A hipotética redução da violência nos arredores das escolas militarizadas também não reflete a realidade. Em abril deste ano, por exemplo, um estudante foi esfaqueado dentro da Escola Cívico-Militar 02 de Brazlândia.

 

A militarização compromete a gestão democrática das escolas. Foto: Donavan Sampaio

 

Dados da Secretaria de Segurança Pública do DF apontam que, de 2019 a 2022, aumentou a sensação de insegurança tanto nas imediações das escolas militarizadas como dentro das unidades escolares.

“Após seis anos de implementação da militarização das escolas públicas, não há resultados que sustentem a manutenção do sistema. O Sinpro entende que a militarização não pode ser a resposta de um governo para os problemas da educação pública, como disciplina, evasão, violência, infraestrutura, qualidade de ensino e outros. A solução para essas questões passa inevitavelmente por mais investimentos nas políticas públicas educacionais”, disse o diretor Júlio Barros.

Pedagogia do medo

Durante pesquisa para o trabalho de pós-graduação e mestrado, o professor Amaral Rodrigues entrevistou 17 docentes que atuam ou atuaram em escolas militarizadas no DF, para entender o contexto em que se deu a implementação do modelo, a aceitação da comunidade escolar e outros indicadores.

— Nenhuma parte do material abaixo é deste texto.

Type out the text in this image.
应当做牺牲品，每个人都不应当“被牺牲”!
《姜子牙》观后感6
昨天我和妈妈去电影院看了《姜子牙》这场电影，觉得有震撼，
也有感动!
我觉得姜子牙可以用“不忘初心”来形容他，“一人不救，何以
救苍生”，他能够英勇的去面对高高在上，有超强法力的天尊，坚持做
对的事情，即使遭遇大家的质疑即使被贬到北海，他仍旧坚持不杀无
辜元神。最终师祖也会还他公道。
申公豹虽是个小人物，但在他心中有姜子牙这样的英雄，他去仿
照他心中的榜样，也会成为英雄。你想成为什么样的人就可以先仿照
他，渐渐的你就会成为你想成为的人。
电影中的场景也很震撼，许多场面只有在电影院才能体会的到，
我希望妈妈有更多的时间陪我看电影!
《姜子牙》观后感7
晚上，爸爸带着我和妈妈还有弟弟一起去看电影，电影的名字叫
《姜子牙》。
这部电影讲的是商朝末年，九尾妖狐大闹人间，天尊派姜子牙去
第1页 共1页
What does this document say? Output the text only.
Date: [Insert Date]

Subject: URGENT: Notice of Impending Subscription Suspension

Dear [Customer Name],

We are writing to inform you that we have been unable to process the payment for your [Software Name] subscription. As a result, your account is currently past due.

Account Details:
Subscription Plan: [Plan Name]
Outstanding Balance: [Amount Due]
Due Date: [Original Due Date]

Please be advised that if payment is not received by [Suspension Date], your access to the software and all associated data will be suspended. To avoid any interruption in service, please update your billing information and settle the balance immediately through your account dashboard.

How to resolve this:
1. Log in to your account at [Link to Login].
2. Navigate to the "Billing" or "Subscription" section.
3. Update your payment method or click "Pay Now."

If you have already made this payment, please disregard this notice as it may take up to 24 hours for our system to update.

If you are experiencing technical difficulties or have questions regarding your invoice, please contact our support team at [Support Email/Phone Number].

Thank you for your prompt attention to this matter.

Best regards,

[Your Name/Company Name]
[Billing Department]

Segundo os relatos dos(as) professores(as), criou-se uma concepção de educação voltada à repressão, em que o medo oportuniza a obediência irrestrita, sem espaço para o contraditório. As entrevistas também apontam que o ambiente com gestão militar favorece o ensino disciplinar e hierarquizado, sem promover uma educação libertadora e inclusiva, com estímulo à reflexão crítica.

Leia o estudo aqui.

Respaldando os depoimentos dos(as) entrevistados(as), reportagem do G1 deste ano aponta que durante troca de mensagens por aplicativo, estudantes da escola militarizada Centro Educacional 01 do Itapoã denunciaram violência física e psicológica no ambiente escolar. As conversas revelam que uma aluna chegou a ser chamada de “vagabunda” por um policial.

“Na prática, a militarização é o único projeto que o governo Ibaneis apresentou para as escolas. Sem construção de novas escolas, sem respeitar estratégia de matrícula e superlotando salas, sem enviar financiamento com o PDAF, sem respeitar o próprio currículo em movimento, Plano Distrital de Educação e Lei de Gestão Democrática”, disse Mônica Caldeira.

Para a diretora do Sinpro, são muitas as ausências do GDF na educação pública. “O GDF só está presente nas fardas, nas armas na cintura e nos coturnos. O GDF opta por enfrentar as reais necessidades da educação pública impondo um modelo de controle e repressão em que estudantes e professores são submetidos a violência estatal, física e psicológica, sem espaço para direitos pedagógicos e formação crítica emancipadora”, denuncia.